アニメの聖地は「マンボウ本」の聖地! 大洗探索!

2023.01.13

 茨城県の大洗町と言えば、今やアニメ「ガールズ&パンツァー」(通称ガルパン)の聖地として有名である。ガルパンは女子高生達が戦車を使って競い合う架空のスポーツの話であるが、現実にある店の名前も出てきたりする。アニメファンが聖地巡礼として大洗町に足を運ぶようになり、町興しに成功した例としても知られ、いまや研究対象としても注目されている。アニメは2012年に放送され、既に10年が過ぎたが、現在でも大洗町のあちこちにはガルパン要素が散りばめられている。
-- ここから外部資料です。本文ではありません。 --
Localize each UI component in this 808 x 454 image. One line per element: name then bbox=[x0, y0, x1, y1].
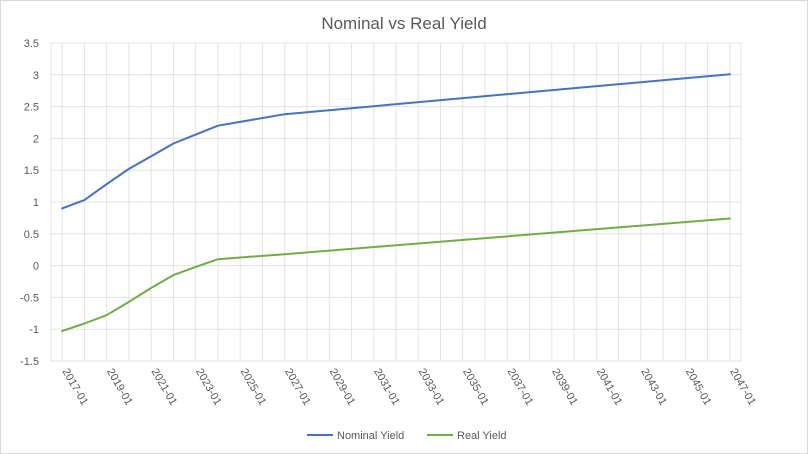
legend: Nominal Yield Real Yield bbox=[307, 430, 507, 442]
y-tick-label: 2.5 bbox=[24, 102, 39, 114]
x-tick-label: 2027-01 bbox=[282, 367, 313, 408]
y-axis: 3.5 3 2.5 2 1.5 1 0.5 0 -0.5 -1 -1.5 bbox=[20, 38, 39, 368]
x-tick-label: 2043-01 bbox=[638, 367, 669, 408]
y-tick-label: -1 bbox=[29, 324, 39, 336]
y-tick-label: 1 bbox=[33, 197, 39, 209]
y-tick-label: 0 bbox=[33, 261, 39, 273]
y-tick-label: -0.5 bbox=[20, 292, 39, 304]
x-tick-label: 2035-01 bbox=[460, 367, 491, 408]
x-tick-label: 2021-01 bbox=[149, 367, 180, 408]
x-tick-label: 2017-01 bbox=[60, 367, 91, 408]
x-tick-label: 2039-01 bbox=[549, 367, 580, 408]
x-tick-label: 2041-01 bbox=[594, 367, 625, 408]
x-axis: 2017-01 2019-01 2021-01 2023-01 2025-01 2027-… bbox=[60, 367, 758, 408]
series-layer bbox=[61, 73, 731, 333]
y-tick-label: 3.5 bbox=[24, 38, 39, 50]
x-tick-label: 2023-01 bbox=[193, 367, 224, 408]
x-tick-label: 2029-01 bbox=[327, 367, 358, 408]
y-tick-label: 1.5 bbox=[24, 165, 39, 177]
legend-label: Real Yield bbox=[457, 430, 507, 442]
legend-label: Nominal Yield bbox=[337, 430, 404, 442]
x-tick-label: 2019-01 bbox=[104, 367, 135, 408]
x-tick-label: 2037-01 bbox=[505, 367, 536, 408]
y-tick-label: 3 bbox=[33, 70, 39, 82]
x-tick-label: 2025-01 bbox=[238, 367, 269, 408]
chart-title: Nominal vs Real Yield bbox=[321, 14, 486, 33]
x-tick-label: 2031-01 bbox=[371, 367, 402, 408]
series-line-nominal-yield bbox=[61, 73, 731, 210]
grid bbox=[50, 42, 742, 362]
x-tick-label: 2033-01 bbox=[416, 367, 447, 408]
x-tick-label: 2047-01 bbox=[727, 367, 758, 408]
series-line-real-yield bbox=[61, 217, 731, 333]
y-tick-label: 0.5 bbox=[24, 229, 39, 241]
x-tick-label: 2045-01 bbox=[683, 367, 714, 408]
y-tick-label: 2 bbox=[33, 133, 39, 145]
y-tick-label: -1.5 bbox=[20, 356, 39, 368]
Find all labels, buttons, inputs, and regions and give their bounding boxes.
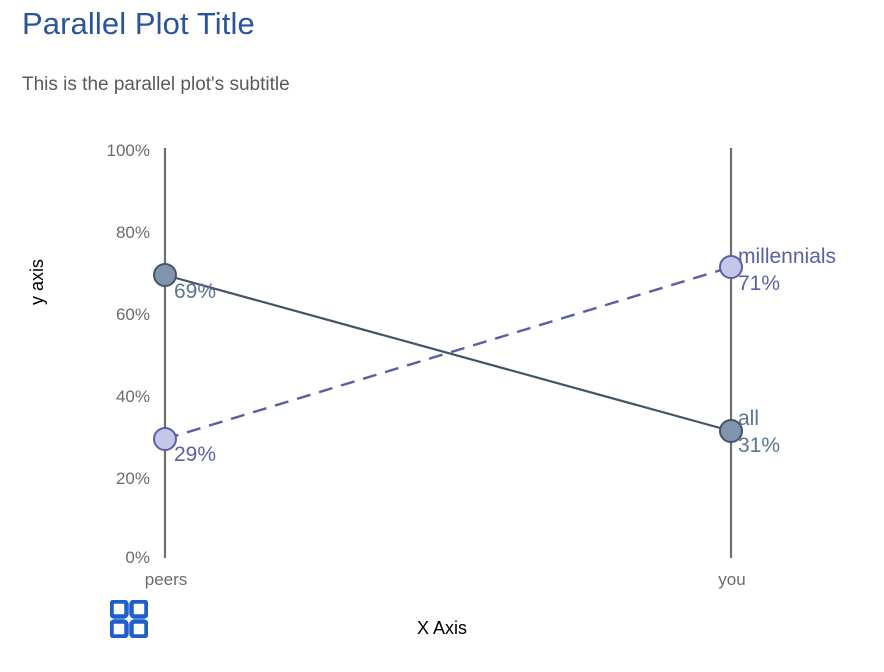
ytick-label-0: 0% xyxy=(125,548,150,567)
ytick-label-40: 40% xyxy=(116,387,150,406)
data-point-all-you[interactable] xyxy=(719,419,743,443)
value-label-all-you: 31% xyxy=(738,434,780,457)
series-name-label-all: all xyxy=(738,407,759,430)
data-point-millennials-peers[interactable] xyxy=(153,427,177,451)
value-label-all-peers: 69% xyxy=(174,280,216,303)
y-axis-title: y axis xyxy=(27,258,47,305)
grid-icon[interactable] xyxy=(110,600,148,638)
series-name-label-millennials: millennials xyxy=(738,245,836,268)
series-line-millennials[interactable] xyxy=(164,265,732,441)
ytick-label-20: 20% xyxy=(116,469,150,488)
page-title: Parallel Plot Title xyxy=(22,6,255,41)
ytick-label-60: 60% xyxy=(116,305,150,324)
data-point-all-peers[interactable] xyxy=(153,263,177,287)
value-label-millennials-peers: 29% xyxy=(174,443,216,466)
xtick-label-peers: peers xyxy=(145,570,188,589)
x-axis-title: X Axis xyxy=(416,618,468,638)
data-point-millennials-you[interactable] xyxy=(719,255,743,279)
ytick-label-100: 100% xyxy=(107,141,150,160)
xtick-label-you: you xyxy=(718,570,745,589)
page-subtitle: This is the parallel plot's subtitle xyxy=(22,74,290,95)
value-label-millennials-you: 71% xyxy=(738,272,780,295)
series-line-all[interactable] xyxy=(164,273,732,433)
ytick-label-80: 80% xyxy=(116,223,150,242)
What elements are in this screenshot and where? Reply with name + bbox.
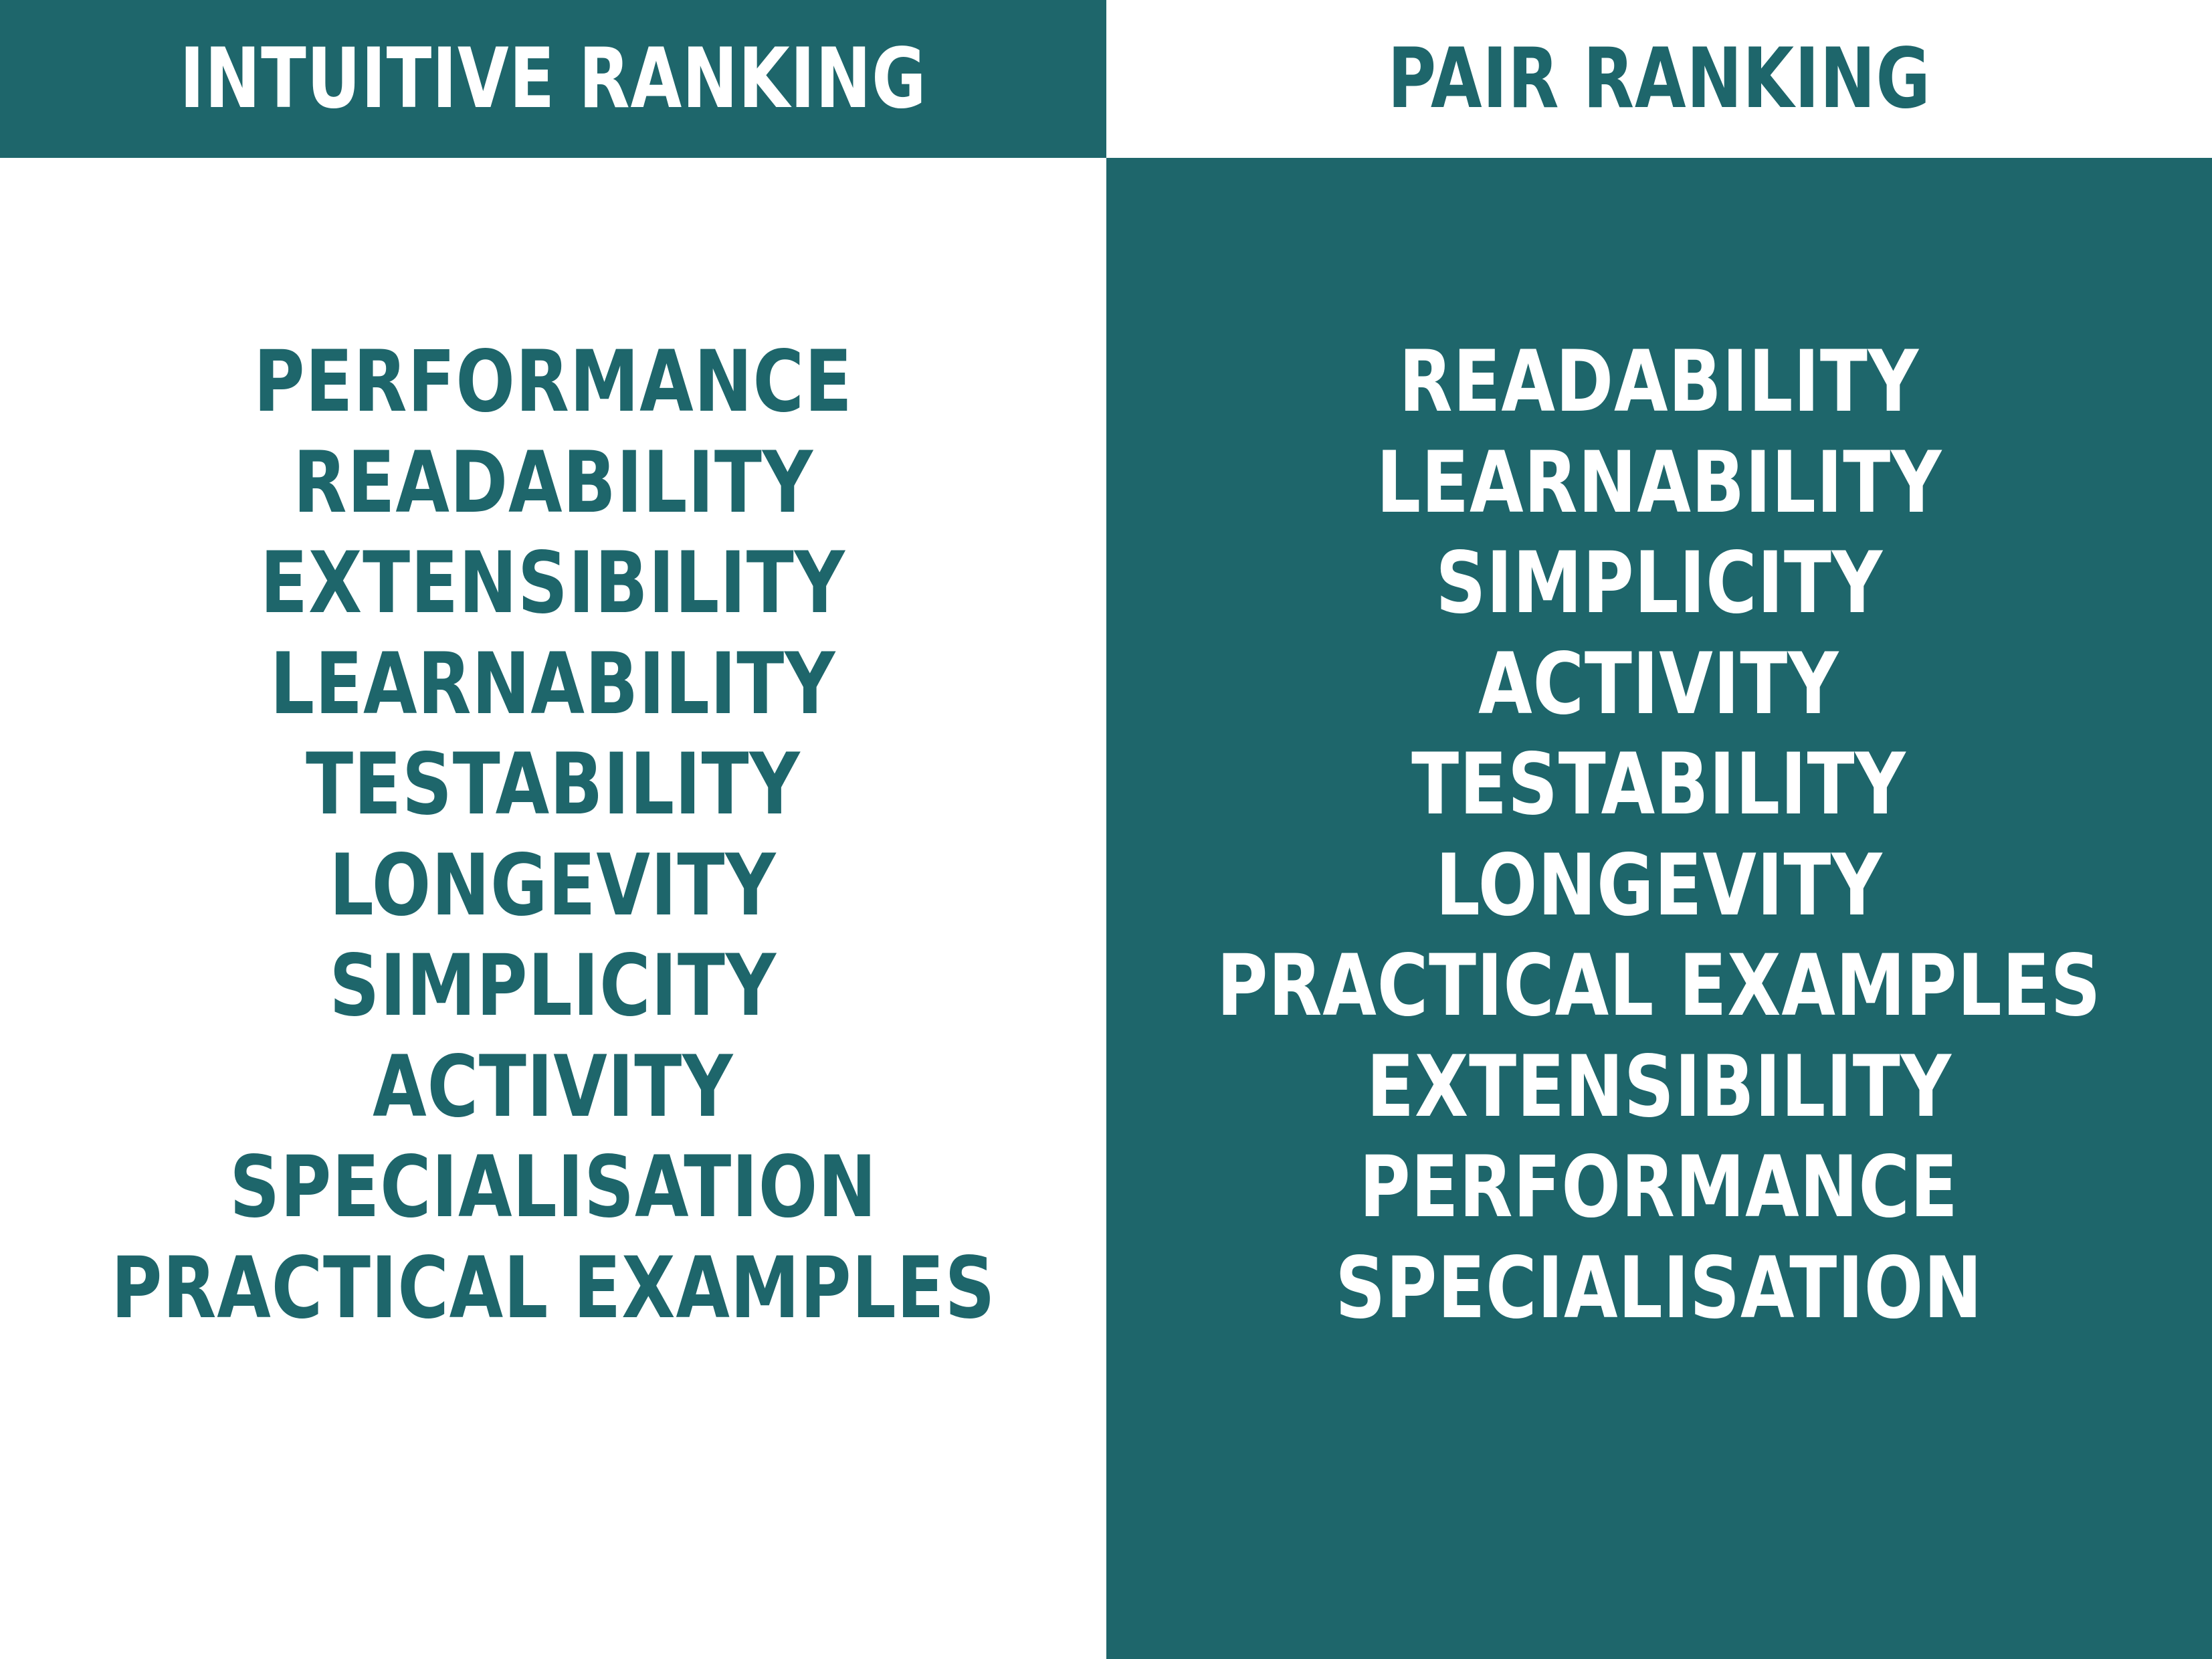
list-item: LEARNABILITY (1376, 432, 1942, 532)
list-item: EXTENSIBILITY (1366, 1036, 1952, 1136)
list-item: READABILITY (292, 432, 813, 532)
list-item: LEARNABILITY (270, 633, 836, 733)
list-item: PERFORMANCE (254, 332, 853, 431)
list-item: SPECIALISATION (229, 1137, 877, 1236)
list-item: SPECIALISATION (1335, 1238, 1983, 1337)
list-item: PERFORMANCE (1359, 1137, 1958, 1236)
list-item: READABILITY (1399, 332, 1920, 431)
pair-ranking-header: PAIR RANKING (1106, 0, 2212, 158)
list-item: PRACTICAL EXAMPLES (1217, 936, 2102, 1035)
pair-ranking-column: PAIR RANKING READABILITY LEARNABILITY SI… (1106, 0, 2212, 1659)
list-item: TESTABILITY (306, 735, 801, 834)
intuitive-ranking-title: INTUITIVE RANKING (179, 31, 927, 127)
pair-ranking-list: READABILITY LEARNABILITY SIMPLICITY ACTI… (1106, 158, 2212, 1659)
pair-ranking-title: PAIR RANKING (1387, 31, 1931, 127)
intuitive-ranking-column: INTUITIVE RANKING PERFORMANCE READABILIT… (0, 0, 1106, 1659)
list-item: LONGEVITY (329, 835, 777, 935)
intuitive-ranking-header: INTUITIVE RANKING (0, 0, 1106, 158)
list-item: EXTENSIBILITY (260, 533, 846, 632)
list-item: ACTIVITY (1478, 633, 1839, 733)
list-item: TESTABILITY (1411, 735, 1906, 834)
list-item: ACTIVITY (373, 1036, 734, 1136)
intuitive-ranking-list: PERFORMANCE READABILITY EXTENSIBILITY LE… (0, 158, 1106, 1659)
list-item: SIMPLICITY (329, 936, 777, 1035)
list-item: SIMPLICITY (1435, 533, 1883, 632)
list-item: LONGEVITY (1435, 835, 1883, 935)
list-item: PRACTICAL EXAMPLES (110, 1238, 995, 1337)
 しかし、私が今回聖地巡礼にやって来たのはガルパンが目的ではない。大洗町は伝統的にマンボウに縁のある土地でもあるのだ。大洗とマンボウと言えば、多くの人はアクアワールド茨城県大洗水族館のことを思い浮かべるのではないだろうか? 確かに大洗水族館は全国でも数少ないマンボウを常時複数個体飼育している水族館だ。しかし、大洗とマンボウが結ばれる縁はもっと古く、少なくとも江戸時代にまで遡る。

今回はそんな大洗とマンボウについてのお話だ。

 

江戸時代に書かれたマンボウ本

 私が知る限り、マンボウに関する日本の古文献は1600年代から存在するが、その多くは現在の動物図鑑のように、様々な動物紹介の一つとしてマンボウが紹介されているに過ぎない。しかし、1800年代の江戸時代にはマンボウだけの知見を集めた本(マンボウ本)が2つ存在する。一つは原南陽が1802年に著した「査魚志(まんぼうし)」、もう一つは栗本丹洲が1825年に著した「翻車考(まんぼうこう)」である。2つのうち「査魚志」には、かつて磯浜村と呼ばれていた時代の大洗町で漁獲されたマンボウに関する知見が載っている。大洗町の中には、磯浜町という名の地区が今も残っている。
 
 「査魚志」については、疫病除けマンボウの木版画の記事でも少し触れたが、「査魚志」は、紀州藩から『マンボウに関する情報(特に食べ方や加工法)が欲しい』と要望を受けた水戸藩主(第6代藩主・徳川治保)が、原南陽にマンボウに関する情報をまとめるよう命を出し、原南陽は水戸領内であった磯浜村(現在の大洗町の一部)で漁師への聞き取り調査やマンボウが解体される様子を観察し、図を画家に描かせるなどしてまとめ上げた本である。原南陽は藩主から1802年2月に依頼を受けて、同年7月に本を完成させたというので、当時としては結構早く本をまとめ上げたのではないだろうか。ちなみに、当時の藩主・徳川治保はマンボウの腸が好物でよく食べていたという知見が残っている。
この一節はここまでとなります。